Satan will throw anything he can at you to let you think that God doesn’t care about you. Don’t fall for his lies.

Remember God’s amazing grace that he shows us again and again in his Word. You can count on him. He has been my saving grace through all of this and more, and if there is one huge thing (among many) that I have learned it is this: When Jesus first saw someone, he looked at them; then he answered their request, which gave them hope. That’s what he has done with me: he saw me all along! And he taught me how to pray and gave me hope in him in every facet of my life, even knowing that my past would be used for future stories of grace.

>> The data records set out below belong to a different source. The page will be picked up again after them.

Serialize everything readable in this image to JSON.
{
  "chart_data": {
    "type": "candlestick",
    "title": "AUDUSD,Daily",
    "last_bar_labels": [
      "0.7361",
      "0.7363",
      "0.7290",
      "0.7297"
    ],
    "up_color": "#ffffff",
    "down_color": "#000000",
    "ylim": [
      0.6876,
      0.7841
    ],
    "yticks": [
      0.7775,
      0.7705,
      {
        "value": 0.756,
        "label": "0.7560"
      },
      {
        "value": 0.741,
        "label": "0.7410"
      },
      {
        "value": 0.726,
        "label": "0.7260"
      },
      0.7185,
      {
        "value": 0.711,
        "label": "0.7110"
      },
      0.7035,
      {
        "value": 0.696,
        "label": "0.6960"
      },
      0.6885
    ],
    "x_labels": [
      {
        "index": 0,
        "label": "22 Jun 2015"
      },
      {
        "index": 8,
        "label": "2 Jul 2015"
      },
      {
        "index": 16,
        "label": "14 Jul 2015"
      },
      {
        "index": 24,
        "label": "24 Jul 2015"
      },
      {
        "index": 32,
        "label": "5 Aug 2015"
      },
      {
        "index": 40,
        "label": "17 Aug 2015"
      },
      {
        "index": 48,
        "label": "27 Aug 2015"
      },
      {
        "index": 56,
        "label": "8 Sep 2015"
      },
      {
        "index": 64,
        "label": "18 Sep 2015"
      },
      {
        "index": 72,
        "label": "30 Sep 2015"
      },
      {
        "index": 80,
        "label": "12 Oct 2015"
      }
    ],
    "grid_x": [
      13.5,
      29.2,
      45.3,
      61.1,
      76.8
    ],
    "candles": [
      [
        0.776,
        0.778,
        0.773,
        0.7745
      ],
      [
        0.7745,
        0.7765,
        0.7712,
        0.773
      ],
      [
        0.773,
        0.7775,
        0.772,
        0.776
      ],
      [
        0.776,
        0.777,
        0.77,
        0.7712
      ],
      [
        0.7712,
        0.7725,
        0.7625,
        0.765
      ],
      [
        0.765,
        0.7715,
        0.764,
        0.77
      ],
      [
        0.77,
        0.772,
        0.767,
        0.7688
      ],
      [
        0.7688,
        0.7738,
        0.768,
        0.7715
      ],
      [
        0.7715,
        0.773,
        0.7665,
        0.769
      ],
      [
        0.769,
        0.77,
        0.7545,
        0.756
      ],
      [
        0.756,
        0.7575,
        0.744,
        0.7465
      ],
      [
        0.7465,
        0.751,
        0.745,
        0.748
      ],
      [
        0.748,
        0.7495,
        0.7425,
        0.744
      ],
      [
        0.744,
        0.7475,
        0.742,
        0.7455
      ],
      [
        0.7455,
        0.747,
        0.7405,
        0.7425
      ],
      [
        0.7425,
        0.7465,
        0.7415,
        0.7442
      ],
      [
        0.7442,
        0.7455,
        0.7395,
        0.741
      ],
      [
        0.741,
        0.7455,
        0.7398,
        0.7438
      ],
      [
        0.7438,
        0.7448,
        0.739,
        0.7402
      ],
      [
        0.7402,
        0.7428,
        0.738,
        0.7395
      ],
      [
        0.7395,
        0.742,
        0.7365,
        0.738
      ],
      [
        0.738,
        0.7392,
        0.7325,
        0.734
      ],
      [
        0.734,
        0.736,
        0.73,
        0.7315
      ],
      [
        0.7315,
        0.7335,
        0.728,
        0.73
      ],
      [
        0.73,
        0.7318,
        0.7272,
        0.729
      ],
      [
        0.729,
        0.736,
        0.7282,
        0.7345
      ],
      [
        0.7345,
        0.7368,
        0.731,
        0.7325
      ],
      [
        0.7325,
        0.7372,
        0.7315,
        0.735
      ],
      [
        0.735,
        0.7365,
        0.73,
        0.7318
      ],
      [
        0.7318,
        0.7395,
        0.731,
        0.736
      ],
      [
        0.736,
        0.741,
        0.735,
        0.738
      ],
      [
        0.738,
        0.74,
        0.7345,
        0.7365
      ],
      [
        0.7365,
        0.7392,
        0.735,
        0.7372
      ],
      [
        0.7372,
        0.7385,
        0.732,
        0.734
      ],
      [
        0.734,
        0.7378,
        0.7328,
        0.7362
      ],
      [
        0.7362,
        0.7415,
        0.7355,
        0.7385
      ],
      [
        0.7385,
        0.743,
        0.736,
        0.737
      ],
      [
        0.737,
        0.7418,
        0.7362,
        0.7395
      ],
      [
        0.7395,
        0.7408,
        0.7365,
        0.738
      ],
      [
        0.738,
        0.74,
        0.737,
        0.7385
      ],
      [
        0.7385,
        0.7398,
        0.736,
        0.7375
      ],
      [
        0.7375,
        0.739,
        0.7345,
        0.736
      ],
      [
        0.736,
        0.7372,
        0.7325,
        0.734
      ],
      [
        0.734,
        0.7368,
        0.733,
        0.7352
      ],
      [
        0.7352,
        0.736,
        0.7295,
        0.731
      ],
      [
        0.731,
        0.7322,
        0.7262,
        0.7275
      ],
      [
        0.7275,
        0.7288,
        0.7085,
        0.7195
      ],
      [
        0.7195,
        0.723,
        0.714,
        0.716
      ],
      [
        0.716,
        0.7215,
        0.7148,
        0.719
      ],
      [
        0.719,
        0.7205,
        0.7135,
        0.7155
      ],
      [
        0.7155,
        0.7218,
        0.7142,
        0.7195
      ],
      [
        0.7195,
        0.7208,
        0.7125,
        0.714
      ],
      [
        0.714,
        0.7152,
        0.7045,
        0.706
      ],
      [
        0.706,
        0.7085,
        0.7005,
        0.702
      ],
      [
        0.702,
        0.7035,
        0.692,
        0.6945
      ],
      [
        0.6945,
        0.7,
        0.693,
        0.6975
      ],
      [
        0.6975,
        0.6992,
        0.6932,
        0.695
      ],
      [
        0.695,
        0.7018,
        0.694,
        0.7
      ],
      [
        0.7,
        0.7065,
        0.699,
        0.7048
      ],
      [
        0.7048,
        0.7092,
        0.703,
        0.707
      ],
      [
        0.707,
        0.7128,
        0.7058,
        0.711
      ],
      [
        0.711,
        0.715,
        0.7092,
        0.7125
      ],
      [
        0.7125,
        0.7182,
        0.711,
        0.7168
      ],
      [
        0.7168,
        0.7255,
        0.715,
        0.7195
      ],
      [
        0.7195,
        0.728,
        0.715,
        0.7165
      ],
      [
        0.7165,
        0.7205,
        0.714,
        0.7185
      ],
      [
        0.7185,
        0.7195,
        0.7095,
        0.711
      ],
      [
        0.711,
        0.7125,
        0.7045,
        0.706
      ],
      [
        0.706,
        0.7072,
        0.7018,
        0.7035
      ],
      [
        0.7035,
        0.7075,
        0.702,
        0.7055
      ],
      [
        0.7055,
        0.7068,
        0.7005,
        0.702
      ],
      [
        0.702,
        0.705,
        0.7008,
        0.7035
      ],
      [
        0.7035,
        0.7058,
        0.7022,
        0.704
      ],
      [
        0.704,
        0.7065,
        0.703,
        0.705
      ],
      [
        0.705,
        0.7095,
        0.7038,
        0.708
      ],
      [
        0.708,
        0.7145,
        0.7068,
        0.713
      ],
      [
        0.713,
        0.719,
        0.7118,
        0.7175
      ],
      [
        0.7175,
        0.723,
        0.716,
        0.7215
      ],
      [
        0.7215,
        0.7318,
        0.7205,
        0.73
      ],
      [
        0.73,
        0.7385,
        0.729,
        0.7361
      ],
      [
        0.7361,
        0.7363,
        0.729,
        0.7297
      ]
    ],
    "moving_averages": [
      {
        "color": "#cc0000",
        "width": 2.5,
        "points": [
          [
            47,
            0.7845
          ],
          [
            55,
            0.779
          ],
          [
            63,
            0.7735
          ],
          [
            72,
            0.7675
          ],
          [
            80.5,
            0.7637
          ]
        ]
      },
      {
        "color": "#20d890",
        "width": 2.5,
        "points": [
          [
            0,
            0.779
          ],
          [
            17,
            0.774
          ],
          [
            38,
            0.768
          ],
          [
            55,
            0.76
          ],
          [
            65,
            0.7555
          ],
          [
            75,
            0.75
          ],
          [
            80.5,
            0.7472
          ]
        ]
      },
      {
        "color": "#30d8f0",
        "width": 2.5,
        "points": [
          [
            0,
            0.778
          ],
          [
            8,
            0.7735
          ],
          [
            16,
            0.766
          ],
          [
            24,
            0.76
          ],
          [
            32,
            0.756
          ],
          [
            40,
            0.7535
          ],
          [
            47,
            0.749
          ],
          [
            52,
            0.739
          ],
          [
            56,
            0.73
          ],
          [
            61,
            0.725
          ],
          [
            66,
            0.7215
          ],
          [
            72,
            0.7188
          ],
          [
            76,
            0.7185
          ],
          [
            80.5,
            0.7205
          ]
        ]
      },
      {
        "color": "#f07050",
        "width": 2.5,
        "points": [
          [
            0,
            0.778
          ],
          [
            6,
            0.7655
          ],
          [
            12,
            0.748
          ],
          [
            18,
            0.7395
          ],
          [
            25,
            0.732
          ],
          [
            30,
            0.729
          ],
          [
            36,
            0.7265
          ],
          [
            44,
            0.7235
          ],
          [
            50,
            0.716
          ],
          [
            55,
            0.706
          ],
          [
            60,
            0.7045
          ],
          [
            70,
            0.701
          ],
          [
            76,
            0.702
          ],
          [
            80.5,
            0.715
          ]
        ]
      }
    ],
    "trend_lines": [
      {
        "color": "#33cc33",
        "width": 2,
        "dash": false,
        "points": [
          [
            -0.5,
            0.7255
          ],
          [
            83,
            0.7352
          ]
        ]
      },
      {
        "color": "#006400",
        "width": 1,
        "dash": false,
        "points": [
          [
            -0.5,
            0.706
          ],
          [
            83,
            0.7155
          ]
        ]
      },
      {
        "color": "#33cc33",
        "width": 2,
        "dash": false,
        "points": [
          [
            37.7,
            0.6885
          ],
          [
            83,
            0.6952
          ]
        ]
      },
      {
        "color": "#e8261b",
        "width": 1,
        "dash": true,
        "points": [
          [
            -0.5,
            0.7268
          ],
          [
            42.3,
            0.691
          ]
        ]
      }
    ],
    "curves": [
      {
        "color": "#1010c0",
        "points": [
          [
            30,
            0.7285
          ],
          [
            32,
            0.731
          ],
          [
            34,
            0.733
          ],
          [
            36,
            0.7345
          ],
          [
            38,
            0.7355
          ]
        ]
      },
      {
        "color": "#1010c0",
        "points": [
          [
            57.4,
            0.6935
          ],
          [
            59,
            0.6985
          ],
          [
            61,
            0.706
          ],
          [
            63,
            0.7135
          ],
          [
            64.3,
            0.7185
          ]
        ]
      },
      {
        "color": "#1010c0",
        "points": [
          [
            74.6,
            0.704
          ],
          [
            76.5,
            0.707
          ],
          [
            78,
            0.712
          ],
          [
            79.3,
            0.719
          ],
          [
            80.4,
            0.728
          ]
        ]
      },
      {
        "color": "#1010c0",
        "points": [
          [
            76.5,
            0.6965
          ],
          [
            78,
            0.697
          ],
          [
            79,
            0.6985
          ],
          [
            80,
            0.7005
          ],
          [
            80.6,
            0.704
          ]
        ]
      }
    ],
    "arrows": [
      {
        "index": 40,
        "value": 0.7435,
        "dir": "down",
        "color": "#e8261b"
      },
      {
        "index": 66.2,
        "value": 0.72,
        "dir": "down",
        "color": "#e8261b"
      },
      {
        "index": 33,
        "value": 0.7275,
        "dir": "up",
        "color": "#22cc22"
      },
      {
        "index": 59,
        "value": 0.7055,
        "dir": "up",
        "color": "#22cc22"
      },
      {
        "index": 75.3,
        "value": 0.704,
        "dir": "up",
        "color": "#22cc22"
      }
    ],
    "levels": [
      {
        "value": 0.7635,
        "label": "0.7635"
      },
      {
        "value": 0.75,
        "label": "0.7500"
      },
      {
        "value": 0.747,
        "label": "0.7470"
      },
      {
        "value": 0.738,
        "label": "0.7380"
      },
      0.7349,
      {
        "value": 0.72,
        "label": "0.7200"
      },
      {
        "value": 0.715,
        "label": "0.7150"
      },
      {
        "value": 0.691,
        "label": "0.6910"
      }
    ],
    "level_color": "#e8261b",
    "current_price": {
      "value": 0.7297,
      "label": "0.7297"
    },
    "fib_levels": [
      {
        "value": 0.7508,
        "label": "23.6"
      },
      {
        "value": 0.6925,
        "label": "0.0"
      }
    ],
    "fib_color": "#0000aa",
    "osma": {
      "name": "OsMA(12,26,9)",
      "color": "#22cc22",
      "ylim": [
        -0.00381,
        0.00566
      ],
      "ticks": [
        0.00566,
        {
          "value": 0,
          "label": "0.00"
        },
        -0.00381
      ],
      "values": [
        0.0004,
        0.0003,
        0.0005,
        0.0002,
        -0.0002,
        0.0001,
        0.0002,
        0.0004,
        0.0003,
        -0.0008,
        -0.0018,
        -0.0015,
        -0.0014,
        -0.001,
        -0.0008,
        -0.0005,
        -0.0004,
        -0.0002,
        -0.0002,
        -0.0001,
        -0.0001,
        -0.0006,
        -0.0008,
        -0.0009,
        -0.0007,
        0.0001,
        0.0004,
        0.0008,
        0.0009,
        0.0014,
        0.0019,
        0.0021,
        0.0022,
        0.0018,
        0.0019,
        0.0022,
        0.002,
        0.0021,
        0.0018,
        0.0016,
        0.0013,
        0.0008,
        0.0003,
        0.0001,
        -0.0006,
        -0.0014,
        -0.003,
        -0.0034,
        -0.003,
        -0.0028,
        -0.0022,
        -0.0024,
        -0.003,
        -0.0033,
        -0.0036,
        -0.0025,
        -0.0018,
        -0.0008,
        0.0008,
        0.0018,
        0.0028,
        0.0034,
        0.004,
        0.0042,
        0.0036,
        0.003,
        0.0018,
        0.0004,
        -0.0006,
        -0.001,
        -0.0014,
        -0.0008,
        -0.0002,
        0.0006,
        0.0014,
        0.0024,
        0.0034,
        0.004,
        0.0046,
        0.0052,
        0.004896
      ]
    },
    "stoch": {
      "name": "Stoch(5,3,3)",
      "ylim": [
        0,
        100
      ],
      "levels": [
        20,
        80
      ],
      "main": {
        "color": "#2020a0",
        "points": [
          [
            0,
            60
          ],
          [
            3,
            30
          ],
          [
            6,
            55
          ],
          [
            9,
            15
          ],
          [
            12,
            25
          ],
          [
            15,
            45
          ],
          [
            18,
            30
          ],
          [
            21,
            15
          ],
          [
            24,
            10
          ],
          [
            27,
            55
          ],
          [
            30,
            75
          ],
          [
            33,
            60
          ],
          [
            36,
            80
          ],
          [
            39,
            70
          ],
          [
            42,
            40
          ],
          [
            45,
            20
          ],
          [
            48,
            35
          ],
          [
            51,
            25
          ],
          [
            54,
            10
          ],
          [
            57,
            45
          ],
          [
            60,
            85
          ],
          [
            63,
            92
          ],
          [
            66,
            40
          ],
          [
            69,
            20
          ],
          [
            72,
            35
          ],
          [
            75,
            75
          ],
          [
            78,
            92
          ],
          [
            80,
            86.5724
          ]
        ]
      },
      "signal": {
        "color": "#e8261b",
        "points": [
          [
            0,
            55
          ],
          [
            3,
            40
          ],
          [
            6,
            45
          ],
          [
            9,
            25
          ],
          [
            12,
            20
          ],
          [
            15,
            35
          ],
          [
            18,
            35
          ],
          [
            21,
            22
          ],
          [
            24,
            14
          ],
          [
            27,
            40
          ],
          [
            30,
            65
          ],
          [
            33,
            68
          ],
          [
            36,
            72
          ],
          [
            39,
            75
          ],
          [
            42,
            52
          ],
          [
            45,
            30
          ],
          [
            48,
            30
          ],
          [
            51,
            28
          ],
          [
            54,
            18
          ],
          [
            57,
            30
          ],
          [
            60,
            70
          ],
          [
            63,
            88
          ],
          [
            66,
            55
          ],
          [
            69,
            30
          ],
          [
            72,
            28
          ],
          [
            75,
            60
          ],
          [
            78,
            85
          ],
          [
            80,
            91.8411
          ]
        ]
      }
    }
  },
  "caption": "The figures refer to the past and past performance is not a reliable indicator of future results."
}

I am now doing what he always wanted me to do, loving him and trying to do his will—although he still has to hit me over the head every now and then to let me know that I need to do what he is asking of me.

I’ve learned not to fall into the depths of despair when dangers, toils and snares that surround us go on the attack. God’s amazing grace will bring you to safety and safely home to him. I am so glad he saved me from myself and the risks I used to take so easily. Was it worth it to sing my praises instead of praising my God and Savior? No, it wasn’t. I would now rather take the risks he wants me to take, instead of hiding and procrastinating with all the detours life throws our way. I’d rather listen to him.

I guess all along I was that bent woman, being crushed by the follies of life. But the words to “Amazing Grace” remind me that it is God who has brought me safe thus far and it’s his grace that will lead me home.